Season three would then open with the resolution of this situation, with the third season premiere episode bringing us to the end of the events in Serenity.

OK, enough speculative blather. Let’s celebrate Joss Whedon’s first fully successful movie on his own terms. Yes, he’s known for some great script polishes – the venerable Toy Story springs to mind – but Serenity is his first triumph in movie theaters, and it’s both long overdue and well-deserved.

Whedon has a better Millenium Falcon in his Serenity, and he has a more compelling Han Solo in Nathan Fillion’s pitch-perfect Mal Reynolds. I once described Reynolds as a Han Solo who went back to the Death Star and missed, and a Captain Kirk who never got laid. Well, Mal’s still a lonely guy in Serenity, but this guy would never have returned to the Death Star … at least not until this movie. Whedon and Fillion show us the journey that Han must have made after he left Yavin IV laden with the Rebels’ booty; the decision he must have made to accept a purpose into his life.

I must further praise Whedon for Shepherd Book’s cameo. Yes, we all wanted to see Ron Glass as a kickass preacher again, but Whedon doesn’t waste his screentime; no, Book shows up to deliver the movie’s theme: the importance of belief. Not necessarily belief in god, but belief in something, whether it be a cause, yourself or your friends.

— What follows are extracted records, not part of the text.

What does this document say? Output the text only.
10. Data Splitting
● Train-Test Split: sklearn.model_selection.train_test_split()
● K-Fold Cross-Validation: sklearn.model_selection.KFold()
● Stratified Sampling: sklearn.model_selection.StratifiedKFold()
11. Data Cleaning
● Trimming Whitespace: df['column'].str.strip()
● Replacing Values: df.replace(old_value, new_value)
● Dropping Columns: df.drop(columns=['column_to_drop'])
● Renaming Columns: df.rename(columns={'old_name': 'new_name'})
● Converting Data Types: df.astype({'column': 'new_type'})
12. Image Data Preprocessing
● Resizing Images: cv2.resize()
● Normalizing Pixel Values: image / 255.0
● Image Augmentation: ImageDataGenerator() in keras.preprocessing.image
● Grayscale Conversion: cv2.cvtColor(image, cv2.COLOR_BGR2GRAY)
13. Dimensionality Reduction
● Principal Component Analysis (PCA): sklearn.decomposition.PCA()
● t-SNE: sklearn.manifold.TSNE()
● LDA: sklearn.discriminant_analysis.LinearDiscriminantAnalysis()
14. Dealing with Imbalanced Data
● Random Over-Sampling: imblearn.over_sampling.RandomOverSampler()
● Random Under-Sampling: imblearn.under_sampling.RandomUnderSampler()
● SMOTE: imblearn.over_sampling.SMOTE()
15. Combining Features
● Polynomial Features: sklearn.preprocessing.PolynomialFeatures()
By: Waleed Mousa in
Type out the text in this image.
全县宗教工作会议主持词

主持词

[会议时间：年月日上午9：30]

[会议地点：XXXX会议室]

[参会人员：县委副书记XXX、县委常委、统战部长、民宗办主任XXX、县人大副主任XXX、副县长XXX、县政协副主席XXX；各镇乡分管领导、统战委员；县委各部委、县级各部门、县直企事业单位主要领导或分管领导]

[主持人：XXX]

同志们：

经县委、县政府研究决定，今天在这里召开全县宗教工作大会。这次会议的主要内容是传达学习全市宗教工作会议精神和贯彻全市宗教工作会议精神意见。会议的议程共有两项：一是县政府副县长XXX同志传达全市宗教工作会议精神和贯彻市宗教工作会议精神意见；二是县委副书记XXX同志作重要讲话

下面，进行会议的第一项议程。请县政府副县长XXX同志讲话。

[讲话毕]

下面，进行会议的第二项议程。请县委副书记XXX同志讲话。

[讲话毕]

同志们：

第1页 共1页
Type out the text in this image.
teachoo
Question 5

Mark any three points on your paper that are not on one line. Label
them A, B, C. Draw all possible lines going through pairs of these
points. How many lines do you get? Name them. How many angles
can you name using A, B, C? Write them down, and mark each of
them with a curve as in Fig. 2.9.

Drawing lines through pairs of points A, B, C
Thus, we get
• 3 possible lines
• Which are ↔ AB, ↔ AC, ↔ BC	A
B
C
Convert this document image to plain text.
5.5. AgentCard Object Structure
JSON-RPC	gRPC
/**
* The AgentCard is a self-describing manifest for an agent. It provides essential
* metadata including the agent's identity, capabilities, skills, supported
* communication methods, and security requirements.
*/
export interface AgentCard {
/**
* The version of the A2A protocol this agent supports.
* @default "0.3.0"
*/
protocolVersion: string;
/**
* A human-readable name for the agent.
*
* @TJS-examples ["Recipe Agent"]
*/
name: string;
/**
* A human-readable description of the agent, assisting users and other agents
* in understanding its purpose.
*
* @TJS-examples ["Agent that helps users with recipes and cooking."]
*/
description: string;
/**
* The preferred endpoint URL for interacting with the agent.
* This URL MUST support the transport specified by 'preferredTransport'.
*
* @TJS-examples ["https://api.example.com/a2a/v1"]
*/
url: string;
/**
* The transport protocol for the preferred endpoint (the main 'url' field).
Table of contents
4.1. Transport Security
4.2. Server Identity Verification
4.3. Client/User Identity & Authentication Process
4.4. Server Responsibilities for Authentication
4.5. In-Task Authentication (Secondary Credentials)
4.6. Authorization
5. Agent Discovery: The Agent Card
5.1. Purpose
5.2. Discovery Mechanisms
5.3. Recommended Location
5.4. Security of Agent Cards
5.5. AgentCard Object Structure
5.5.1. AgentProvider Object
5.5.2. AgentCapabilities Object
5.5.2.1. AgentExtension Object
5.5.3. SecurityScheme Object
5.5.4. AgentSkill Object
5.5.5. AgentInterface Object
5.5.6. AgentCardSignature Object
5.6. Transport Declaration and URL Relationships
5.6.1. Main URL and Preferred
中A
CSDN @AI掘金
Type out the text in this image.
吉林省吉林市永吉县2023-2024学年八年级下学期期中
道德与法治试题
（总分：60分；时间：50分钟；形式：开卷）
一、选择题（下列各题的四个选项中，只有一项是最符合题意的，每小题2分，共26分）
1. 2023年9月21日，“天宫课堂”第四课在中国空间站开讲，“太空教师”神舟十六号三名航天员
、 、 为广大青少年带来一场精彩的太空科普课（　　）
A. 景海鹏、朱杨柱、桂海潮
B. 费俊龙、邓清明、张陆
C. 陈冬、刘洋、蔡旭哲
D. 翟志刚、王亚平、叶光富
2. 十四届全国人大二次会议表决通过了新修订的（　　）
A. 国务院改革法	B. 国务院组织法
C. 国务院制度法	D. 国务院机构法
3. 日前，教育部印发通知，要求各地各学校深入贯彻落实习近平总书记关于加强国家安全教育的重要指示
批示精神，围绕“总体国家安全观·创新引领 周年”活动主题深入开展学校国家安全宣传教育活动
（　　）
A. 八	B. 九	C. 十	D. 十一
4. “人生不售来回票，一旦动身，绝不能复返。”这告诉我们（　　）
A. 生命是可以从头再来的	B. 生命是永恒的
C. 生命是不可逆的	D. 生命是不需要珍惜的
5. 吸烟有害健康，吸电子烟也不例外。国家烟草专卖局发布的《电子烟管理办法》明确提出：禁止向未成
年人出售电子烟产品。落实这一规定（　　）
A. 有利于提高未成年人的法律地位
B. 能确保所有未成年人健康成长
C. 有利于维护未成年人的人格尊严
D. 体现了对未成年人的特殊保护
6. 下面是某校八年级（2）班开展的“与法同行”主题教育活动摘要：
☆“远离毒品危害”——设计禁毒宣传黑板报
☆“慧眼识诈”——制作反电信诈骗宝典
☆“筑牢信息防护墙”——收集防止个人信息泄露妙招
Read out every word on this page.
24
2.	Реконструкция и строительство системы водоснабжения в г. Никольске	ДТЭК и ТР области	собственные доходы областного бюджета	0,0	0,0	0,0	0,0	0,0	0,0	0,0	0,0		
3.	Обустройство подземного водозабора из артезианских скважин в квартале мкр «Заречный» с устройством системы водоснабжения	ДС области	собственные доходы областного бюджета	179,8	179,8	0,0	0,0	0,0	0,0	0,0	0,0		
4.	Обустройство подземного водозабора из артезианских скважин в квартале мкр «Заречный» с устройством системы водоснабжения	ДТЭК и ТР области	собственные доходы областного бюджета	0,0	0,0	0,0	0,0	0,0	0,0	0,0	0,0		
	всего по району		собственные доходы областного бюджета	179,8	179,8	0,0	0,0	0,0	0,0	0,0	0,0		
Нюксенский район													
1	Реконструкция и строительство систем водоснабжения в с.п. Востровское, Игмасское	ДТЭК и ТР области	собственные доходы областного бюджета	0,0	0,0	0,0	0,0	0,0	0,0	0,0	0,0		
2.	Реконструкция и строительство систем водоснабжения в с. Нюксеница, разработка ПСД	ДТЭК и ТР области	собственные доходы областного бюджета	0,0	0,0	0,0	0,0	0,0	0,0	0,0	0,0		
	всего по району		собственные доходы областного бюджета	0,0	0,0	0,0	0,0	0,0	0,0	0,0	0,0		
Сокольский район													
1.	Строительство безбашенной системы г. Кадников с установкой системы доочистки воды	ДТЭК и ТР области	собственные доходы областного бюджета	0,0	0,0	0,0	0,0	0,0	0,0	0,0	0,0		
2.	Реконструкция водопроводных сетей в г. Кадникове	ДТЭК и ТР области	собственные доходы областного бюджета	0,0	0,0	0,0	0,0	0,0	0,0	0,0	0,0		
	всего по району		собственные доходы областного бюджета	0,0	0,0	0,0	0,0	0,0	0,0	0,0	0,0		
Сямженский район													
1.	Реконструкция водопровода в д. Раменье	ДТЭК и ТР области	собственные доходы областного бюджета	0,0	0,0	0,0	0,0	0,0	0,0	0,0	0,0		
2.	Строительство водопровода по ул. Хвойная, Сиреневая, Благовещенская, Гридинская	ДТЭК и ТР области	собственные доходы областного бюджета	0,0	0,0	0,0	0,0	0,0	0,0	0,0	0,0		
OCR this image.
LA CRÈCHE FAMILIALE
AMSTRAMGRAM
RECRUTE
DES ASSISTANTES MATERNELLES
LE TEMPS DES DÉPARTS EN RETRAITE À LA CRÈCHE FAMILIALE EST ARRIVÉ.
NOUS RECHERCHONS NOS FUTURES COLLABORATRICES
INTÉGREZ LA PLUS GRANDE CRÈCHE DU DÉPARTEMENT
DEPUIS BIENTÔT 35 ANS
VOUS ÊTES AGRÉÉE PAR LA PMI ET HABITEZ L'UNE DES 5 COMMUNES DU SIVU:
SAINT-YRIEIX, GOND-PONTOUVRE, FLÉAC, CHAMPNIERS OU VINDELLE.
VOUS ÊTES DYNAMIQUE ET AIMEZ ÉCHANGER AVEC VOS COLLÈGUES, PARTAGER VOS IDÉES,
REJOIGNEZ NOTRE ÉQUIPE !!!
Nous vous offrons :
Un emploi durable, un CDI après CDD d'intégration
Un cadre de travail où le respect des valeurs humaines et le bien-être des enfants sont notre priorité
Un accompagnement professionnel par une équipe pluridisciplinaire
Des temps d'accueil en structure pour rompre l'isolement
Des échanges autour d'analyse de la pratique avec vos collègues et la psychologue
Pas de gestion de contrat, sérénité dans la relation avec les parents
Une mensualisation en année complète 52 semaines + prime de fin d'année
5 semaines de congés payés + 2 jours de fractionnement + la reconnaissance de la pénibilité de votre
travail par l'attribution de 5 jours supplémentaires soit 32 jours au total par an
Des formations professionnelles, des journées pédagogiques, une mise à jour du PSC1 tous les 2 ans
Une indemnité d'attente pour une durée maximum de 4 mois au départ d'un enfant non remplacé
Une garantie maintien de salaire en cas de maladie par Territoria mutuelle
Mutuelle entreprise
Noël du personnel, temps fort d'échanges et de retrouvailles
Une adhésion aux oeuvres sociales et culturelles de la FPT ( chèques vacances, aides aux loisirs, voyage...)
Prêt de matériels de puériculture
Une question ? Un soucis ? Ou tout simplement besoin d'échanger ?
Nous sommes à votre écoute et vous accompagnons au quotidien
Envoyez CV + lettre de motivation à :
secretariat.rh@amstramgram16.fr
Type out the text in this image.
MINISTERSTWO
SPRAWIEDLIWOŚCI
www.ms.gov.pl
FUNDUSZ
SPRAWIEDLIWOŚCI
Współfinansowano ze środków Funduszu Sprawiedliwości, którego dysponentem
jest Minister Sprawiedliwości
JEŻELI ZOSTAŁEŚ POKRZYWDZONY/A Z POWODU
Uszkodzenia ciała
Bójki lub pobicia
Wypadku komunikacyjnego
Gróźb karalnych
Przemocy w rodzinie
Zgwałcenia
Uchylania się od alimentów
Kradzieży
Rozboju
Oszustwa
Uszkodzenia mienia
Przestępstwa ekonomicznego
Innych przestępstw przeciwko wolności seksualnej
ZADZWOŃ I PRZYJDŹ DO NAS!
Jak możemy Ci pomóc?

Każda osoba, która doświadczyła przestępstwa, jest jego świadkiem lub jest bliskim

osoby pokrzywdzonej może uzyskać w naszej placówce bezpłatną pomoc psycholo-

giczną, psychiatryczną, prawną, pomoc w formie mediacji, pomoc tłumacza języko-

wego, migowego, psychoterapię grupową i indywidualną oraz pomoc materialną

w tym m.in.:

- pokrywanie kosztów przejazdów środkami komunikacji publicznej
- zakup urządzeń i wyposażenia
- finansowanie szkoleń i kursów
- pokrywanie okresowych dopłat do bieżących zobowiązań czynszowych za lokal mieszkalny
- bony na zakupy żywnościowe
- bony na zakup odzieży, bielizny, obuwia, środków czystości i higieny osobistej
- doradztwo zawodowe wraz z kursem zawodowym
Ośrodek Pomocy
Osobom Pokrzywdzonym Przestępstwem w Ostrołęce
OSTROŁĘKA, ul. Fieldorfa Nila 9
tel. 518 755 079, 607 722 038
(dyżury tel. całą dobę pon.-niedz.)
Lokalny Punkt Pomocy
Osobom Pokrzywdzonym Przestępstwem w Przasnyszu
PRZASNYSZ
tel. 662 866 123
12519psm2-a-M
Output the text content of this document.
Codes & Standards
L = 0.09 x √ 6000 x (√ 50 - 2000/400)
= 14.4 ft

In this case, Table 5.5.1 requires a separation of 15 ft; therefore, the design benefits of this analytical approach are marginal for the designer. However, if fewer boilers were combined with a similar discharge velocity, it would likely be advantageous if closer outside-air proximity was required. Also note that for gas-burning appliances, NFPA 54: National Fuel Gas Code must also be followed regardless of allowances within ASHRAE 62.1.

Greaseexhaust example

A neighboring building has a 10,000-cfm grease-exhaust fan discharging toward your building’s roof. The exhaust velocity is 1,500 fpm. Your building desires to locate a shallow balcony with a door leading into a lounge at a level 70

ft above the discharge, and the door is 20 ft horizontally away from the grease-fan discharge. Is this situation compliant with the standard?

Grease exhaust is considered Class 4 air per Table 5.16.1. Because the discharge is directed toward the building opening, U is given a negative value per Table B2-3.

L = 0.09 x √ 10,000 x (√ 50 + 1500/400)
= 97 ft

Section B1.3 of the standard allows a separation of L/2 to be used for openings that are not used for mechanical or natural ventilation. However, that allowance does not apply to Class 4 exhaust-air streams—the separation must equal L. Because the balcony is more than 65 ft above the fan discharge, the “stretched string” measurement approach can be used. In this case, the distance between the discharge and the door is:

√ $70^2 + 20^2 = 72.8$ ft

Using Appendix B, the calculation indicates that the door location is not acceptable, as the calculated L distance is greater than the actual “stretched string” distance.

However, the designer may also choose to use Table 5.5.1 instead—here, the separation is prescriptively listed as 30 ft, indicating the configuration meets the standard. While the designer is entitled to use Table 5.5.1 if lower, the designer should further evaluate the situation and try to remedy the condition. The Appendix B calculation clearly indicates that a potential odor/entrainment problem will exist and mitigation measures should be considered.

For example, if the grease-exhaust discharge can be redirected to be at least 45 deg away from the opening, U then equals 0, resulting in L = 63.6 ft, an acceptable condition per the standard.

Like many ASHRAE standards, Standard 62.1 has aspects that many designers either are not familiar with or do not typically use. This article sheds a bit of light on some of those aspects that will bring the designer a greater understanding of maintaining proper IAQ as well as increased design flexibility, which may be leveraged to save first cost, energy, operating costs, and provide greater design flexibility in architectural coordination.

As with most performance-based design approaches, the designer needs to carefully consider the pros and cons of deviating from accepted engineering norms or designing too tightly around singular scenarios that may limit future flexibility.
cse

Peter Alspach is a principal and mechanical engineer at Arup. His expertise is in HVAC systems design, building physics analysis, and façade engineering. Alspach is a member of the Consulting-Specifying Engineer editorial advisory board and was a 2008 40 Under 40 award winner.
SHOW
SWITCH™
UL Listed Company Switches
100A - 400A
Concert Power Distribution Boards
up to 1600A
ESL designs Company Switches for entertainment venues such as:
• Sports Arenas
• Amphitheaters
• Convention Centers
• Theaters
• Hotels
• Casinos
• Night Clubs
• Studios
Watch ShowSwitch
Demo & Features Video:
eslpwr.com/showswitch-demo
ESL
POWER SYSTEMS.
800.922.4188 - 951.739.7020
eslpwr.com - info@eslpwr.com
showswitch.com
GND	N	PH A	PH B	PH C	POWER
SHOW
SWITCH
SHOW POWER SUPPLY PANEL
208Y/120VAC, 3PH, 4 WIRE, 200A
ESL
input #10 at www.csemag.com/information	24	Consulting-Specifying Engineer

Like David Lynch, Whedon believes in evil, but unlike Lynch, Whedon believes we should fight it. I’m not saying Lynch thinks we should capitulate to the forces of evil, but I do think Lynch sees the battle as an inevitable win for the forces of good. Whedon believes no such thing. As Dr. McCoy said in the original Star Trek, “Evil will win unless good is very, very careful.” Whedon takes it a step further, bringing the fight to evil’s doorstep, and he handles the tricky and volatile issue of morality with grace and maturity, and he delivers his ever-so-welcome homilies with wit and heart-breaking gravity. I don’t know how he does it.

I’ve said it once and I’ll say it again: movies and TV shows like Serenity, Firefly, Twin Peaks and Lost Highway are not movies and TV shows; movie theaters and TV sets are merely their chariots. We’re lucky to have Joss Whedon, and don’t forget it.